7 - Le Code de procédure pénale étant muet sur la question de la période couverte par la défense d’office (cf. art. 132 ss CPP) respectivement par l’assistance judiciaire gratuite pour la partie plaignante (cf. art. 136 ss CPP), question qui est d’importance pour la fixation de l’indemnité du défenseur d’office (art. 135 CPP) respectivement du conseil juridique gratuit (art. 137 CPP), il y a lieu de se référer à la jurisprudence relative à l’art. 29 al. 3 Cst., selon laquelle l’assistance judiciaire couvre les opérations effectuées à compter du jour du dépôt de la requête tendant à son octroi, un effet rétroactif de quelques jours étant le cas échéant envisageable pour les opérations urgentes lorsqu’il n’était pas possible de déposer simultanément la requête d’assistance judiciaire (ATF 122 I 203 ; Maurice Harari/Tatiana Aliberti, in: Kuhn/Jeanneret (éd.), op, cit., n. 67 s. ad art. 136 CPP ; Goran Mazzuchelli/Mario Postizzi, in: Niggli/Heer/Wiprächtiger (éd.), op. cit., n. 8 ad art. 136 CPP). En l’espèce, le Tribunal correctionnel aurait donc également dû tenir compte, dans la fixation de l’indemnité due au défenseur d’office du prévenu, des opérations effectuées entre le 18 et le 21 décembre 2009, si bien qu’il y a lieu d’ajouter au montant de 5'942 fr. 55, TVA et débours compris, alloué par le Tribunal correctionnel, un montant de 780 fr. 10, TVA et débours compris, selon le détail ci-dessus (cf. c. 2b supra). L’indemnité due au recourant doit par conséquent être arrêtée à 6'722 fr. 65, TVA et débours compris.

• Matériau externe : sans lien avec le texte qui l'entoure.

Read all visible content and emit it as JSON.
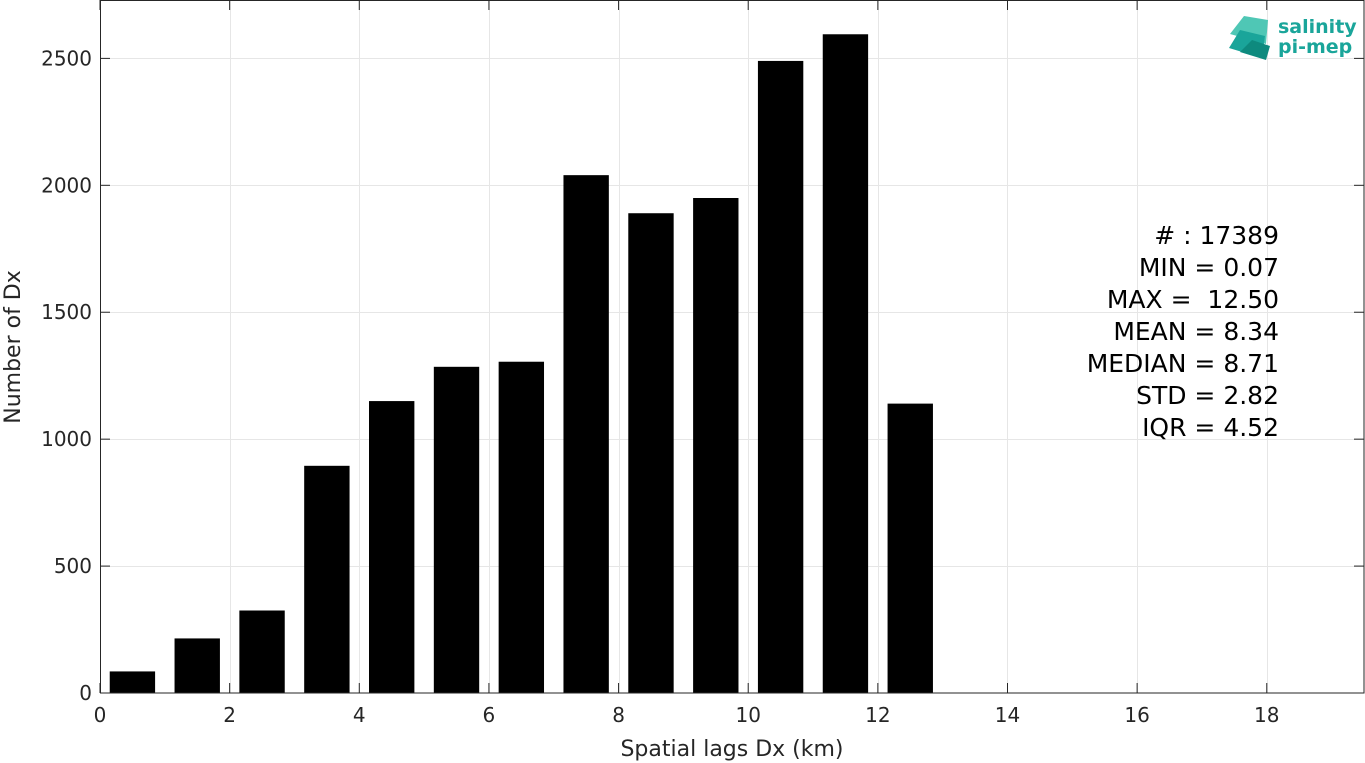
{
  "chart_data": {
    "type": "bar",
    "x": [
      0.5,
      1.5,
      2.5,
      3.5,
      4.5,
      5.5,
      6.5,
      7.5,
      8.5,
      9.5,
      10.5,
      11.5,
      12.5
    ],
    "values": [
      85,
      215,
      325,
      895,
      1150,
      1285,
      1305,
      2040,
      1890,
      1950,
      2490,
      2595,
      1140
    ],
    "xlabel": "Spatial lags Dx (km)",
    "ylabel": "Number of Dx",
    "xlim": [
      0,
      19.5
    ],
    "ylim": [
      0,
      2730
    ],
    "xticks": [
      0,
      2,
      4,
      6,
      8,
      10,
      12,
      14,
      16,
      18
    ],
    "yticks": [
      0,
      500,
      1000,
      1500,
      2000,
      2500
    ],
    "grid": true,
    "bar_color": "#000000"
  },
  "stats": [
    "# : 17389",
    "MIN = 0.07",
    "MAX =  12.50",
    "MEAN = 8.34",
    "MEDIAN = 8.71",
    "STD = 2.82",
    "IQR = 4.52"
  ],
  "logo": {
    "line1": "salinity",
    "line2": "pi-mep",
    "color": "#1aa59a"
  }
}
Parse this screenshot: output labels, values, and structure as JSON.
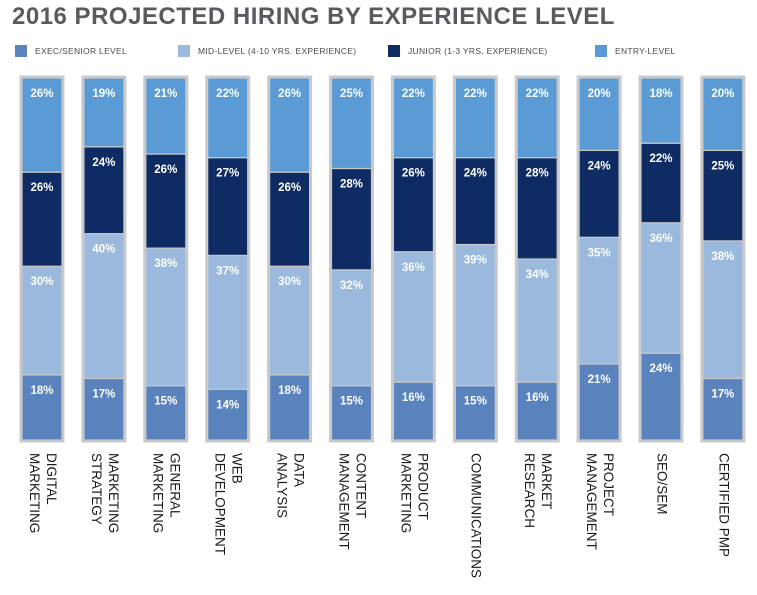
{
  "chart_data": {
    "type": "bar",
    "stacked": true,
    "percent": true,
    "title": "2016 PROJECTED HIRING BY EXPERIENCE LEVEL",
    "categories": [
      [
        "DIGITAL",
        "MARKETING"
      ],
      [
        "MARKETING",
        "STRATEGY"
      ],
      [
        "GENERAL",
        "MARKETING"
      ],
      [
        "WEB",
        "DEVELOPMENT"
      ],
      [
        "DATA",
        "ANALYSIS"
      ],
      [
        "CONTENT",
        "MANAGEMENT"
      ],
      [
        "PRODUCT",
        "MARKETING"
      ],
      [
        "COMMUNICATIONS"
      ],
      [
        "MARKET",
        "RESEARCH"
      ],
      [
        "PROJECT",
        "MANAGEMENT"
      ],
      [
        "SEO/SEM"
      ],
      [
        "CERTIFIED PMP"
      ]
    ],
    "series": [
      {
        "name": "EXEC/SENIOR LEVEL",
        "color": "#5a83bd",
        "label_color": "#ffffff",
        "values": [
          18,
          17,
          15,
          14,
          18,
          15,
          16,
          15,
          16,
          21,
          24,
          17
        ]
      },
      {
        "name": "MID-LEVEL (4-10 YRS. EXPERIENCE)",
        "color": "#9ab9dd",
        "label_color": "#ffffff",
        "values": [
          30,
          40,
          38,
          37,
          30,
          32,
          36,
          39,
          34,
          35,
          36,
          38
        ]
      },
      {
        "name": "JUNIOR (1-3 YRS. EXPERIENCE)",
        "color": "#0f2b63",
        "label_color": "#ffffff",
        "values": [
          26,
          24,
          26,
          27,
          26,
          28,
          26,
          24,
          28,
          24,
          22,
          25
        ]
      },
      {
        "name": "ENTRY-LEVEL",
        "color": "#5b9bd5",
        "label_color": "#ffffff",
        "values": [
          26,
          19,
          21,
          22,
          26,
          25,
          22,
          22,
          22,
          20,
          18,
          20
        ]
      }
    ],
    "value_suffix": "%",
    "ylim": [
      0,
      100
    ],
    "legend_position": "top",
    "grid": false
  }
}
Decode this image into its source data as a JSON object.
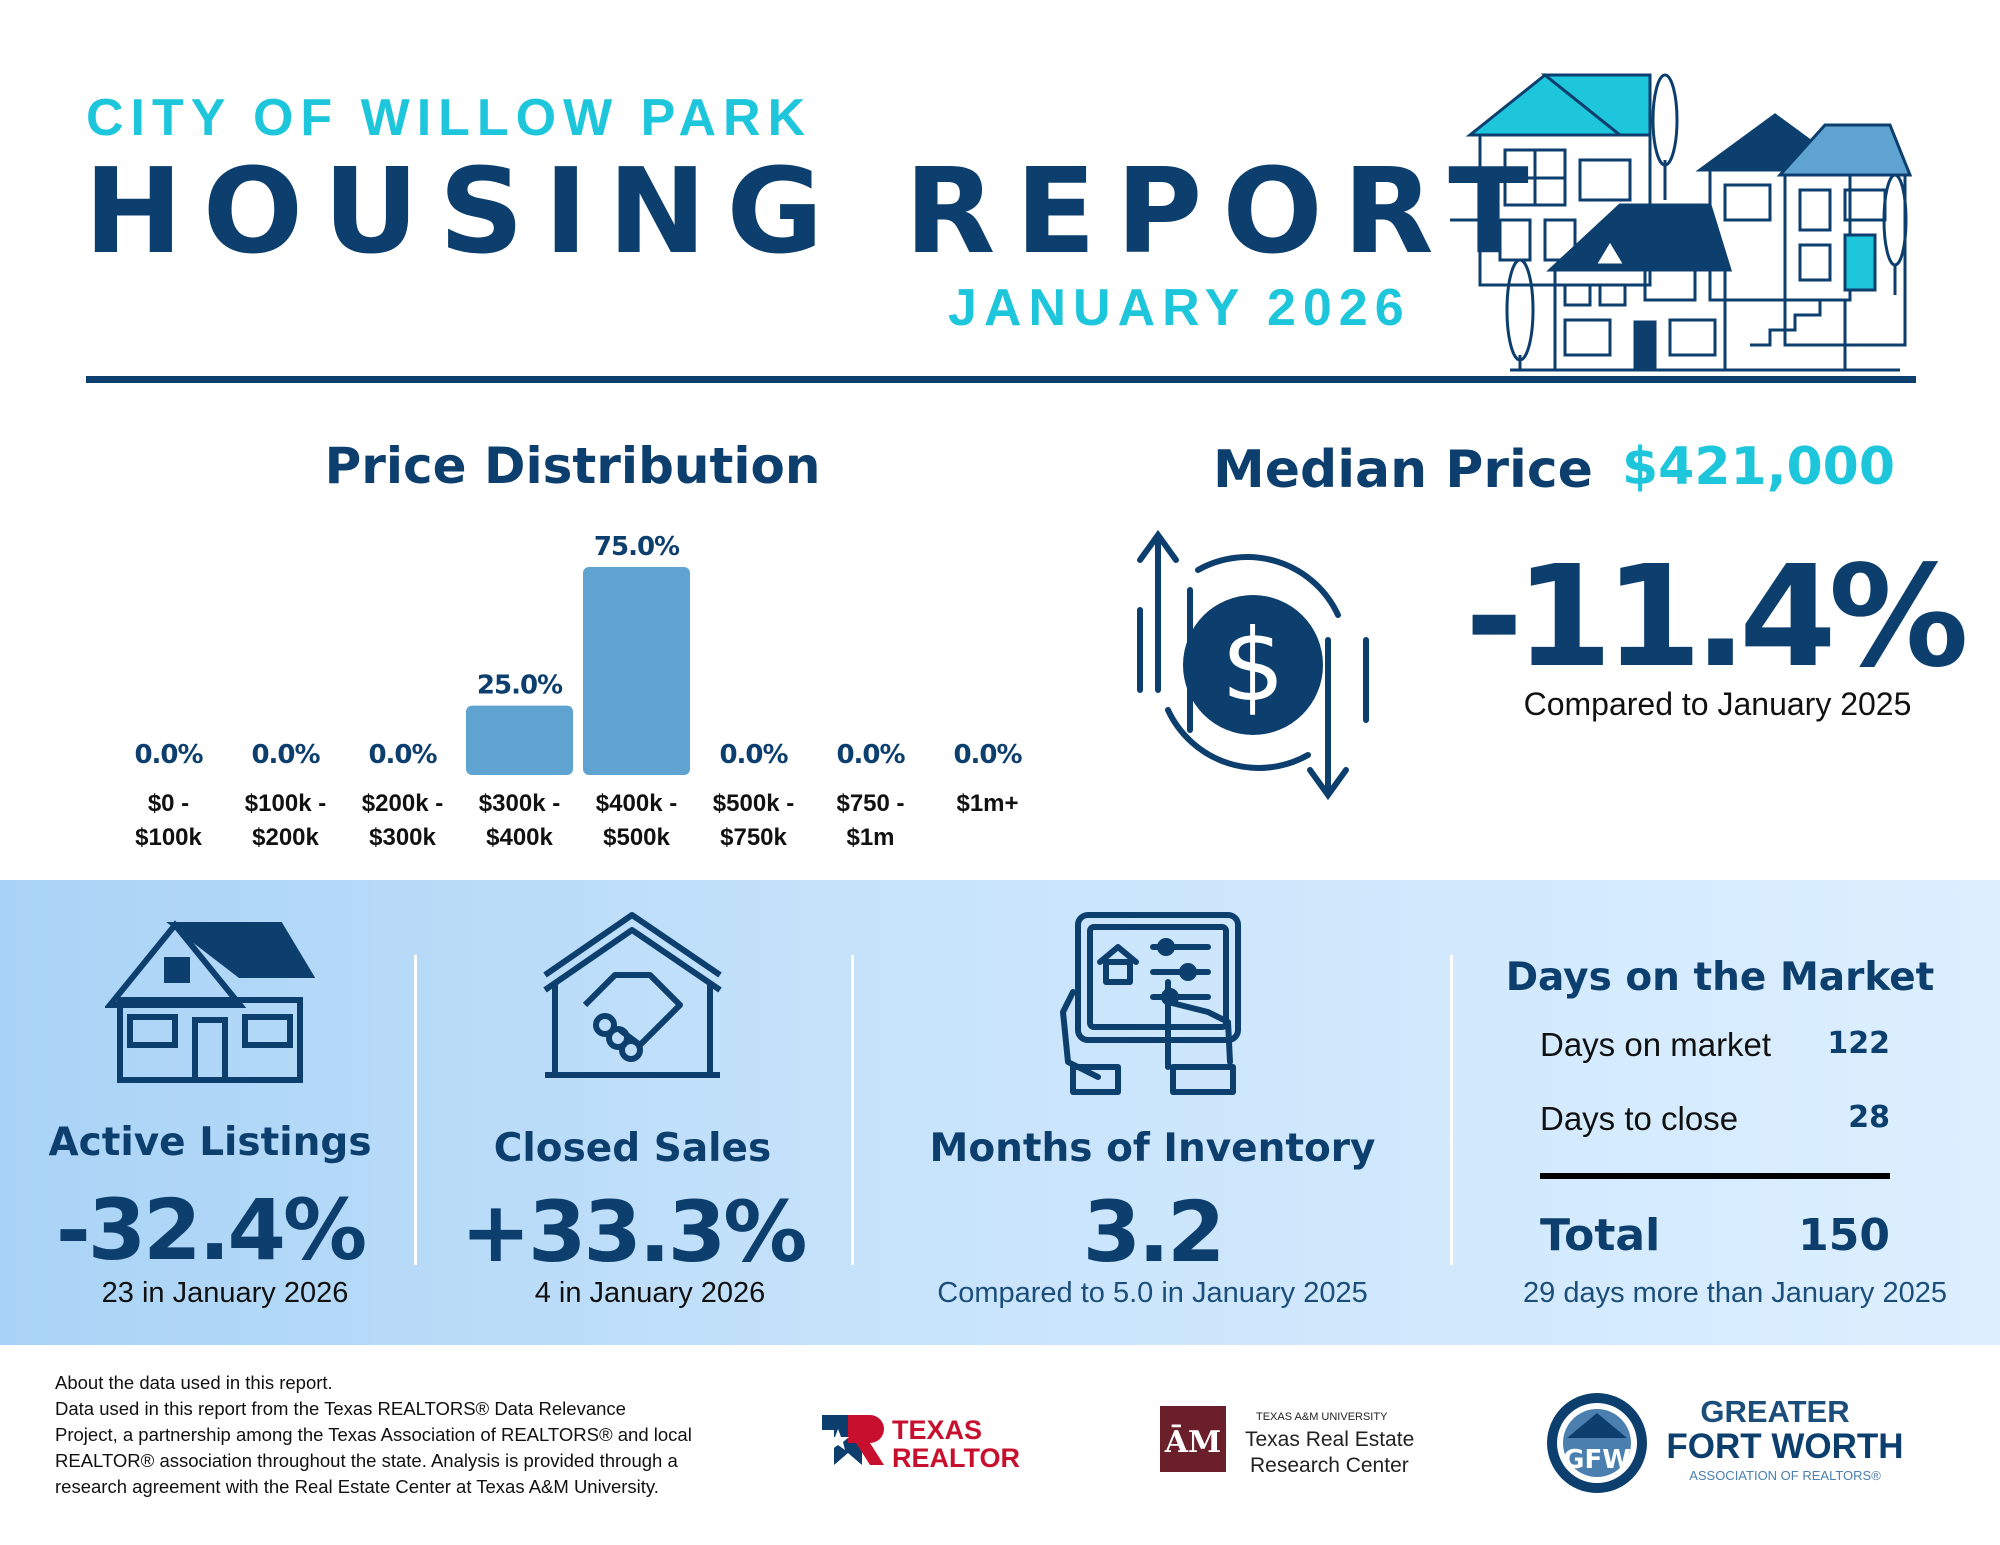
{
  "header": {
    "city": "CITY OF WILLOW PARK",
    "title": "HOUSING REPORT",
    "month": "JANUARY 2026"
  },
  "price_distribution": {
    "title": "Price Distribution"
  },
  "chart_data": {
    "type": "bar",
    "categories": [
      [
        "$0 -",
        "$100k"
      ],
      [
        "$100k -",
        "$200k"
      ],
      [
        "$200k -",
        "$300k"
      ],
      [
        "$300k -",
        "$400k"
      ],
      [
        "$400k -",
        "$500k"
      ],
      [
        "$500k -",
        "$750k"
      ],
      [
        "$750 -",
        "$1m"
      ],
      [
        "$1m+"
      ]
    ],
    "values": [
      0.0,
      0.0,
      0.0,
      25.0,
      75.0,
      0.0,
      0.0,
      0.0
    ],
    "value_labels": [
      "0.0%",
      "0.0%",
      "0.0%",
      "25.0%",
      "75.0%",
      "0.0%",
      "0.0%",
      "0.0%"
    ],
    "bar_color": "#5fa3d0",
    "ylim": [
      0,
      75
    ]
  },
  "median": {
    "label": "Median Price",
    "value": "$421,000",
    "change": "-11.4%",
    "compare": "Compared to January 2025"
  },
  "stats": {
    "active": {
      "title": "Active Listings",
      "value": "-32.4%",
      "sub": "23 in January 2026"
    },
    "closed": {
      "title": "Closed Sales",
      "value": "+33.3%",
      "sub": "4 in January 2026"
    },
    "inventory": {
      "title": "Months of Inventory",
      "value": "3.2",
      "sub": "Compared to 5.0 in January 2025"
    }
  },
  "days_on_market": {
    "title": "Days on the Market",
    "rows": [
      {
        "label": "Days on market",
        "value": "122"
      },
      {
        "label": "Days to close",
        "value": "28"
      }
    ],
    "total_label": "Total",
    "total_value": "150",
    "note": "29 days more than January 2025"
  },
  "footer": {
    "about": [
      "About the data used in this report.",
      "Data used in this report from the Texas REALTORS® Data Relevance",
      "Project, a partnership among the Texas Association of REALTORS® and local",
      "REALTOR® association throughout the state. Analysis is provided through a",
      "research agreement with the Real Estate Center at Texas A&M University."
    ],
    "logos": {
      "texas_realtors": [
        "TEXAS",
        "REALTORS"
      ],
      "tamu_small": "TEXAS A&M UNIVERSITY",
      "tamu_name": [
        "Texas Real Estate",
        "Research Center"
      ],
      "gfw": [
        "GREATER",
        "FORT WORTH",
        "ASSOCIATION OF REALTORS®"
      ]
    }
  },
  "colors": {
    "navy": "#0d3f6e",
    "cyan": "#1ec6dc",
    "bar": "#5fa3d0"
  }
}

8 - Par ces motifs, Le Juge de la Chambre des recours pénale, statuant à huis clos : I. Admet le recours. II. Réforme le jugement au chiffre VI de son dispositif comme il suit : VI.Met une partie des frais de justice par 17'254 fr. 50 à la charge de O., y compris l'indemnité allouée à son défenseur d'office, Me D., par 6'722 fr. 65. III. Dit que les frais de la procédure de recours, par 630 fr. (six cent trente francs), sont laissés à la charge de l'Etat. IV. Déclare le présent arrêt exécutoire. Le juge : Le greffier : Du L'arrêt qui précède, dont la rédaction a été approuvée à huis clos, est notifié, par l'envoi d'une copie complète, à : -M. D.________, -Ministère public central, et communiqué à : -Direction de la procédure : Tribunal correctionnel de l'arrondissement de la Broye et du Nord vaudois, par l’envoi de photocopies.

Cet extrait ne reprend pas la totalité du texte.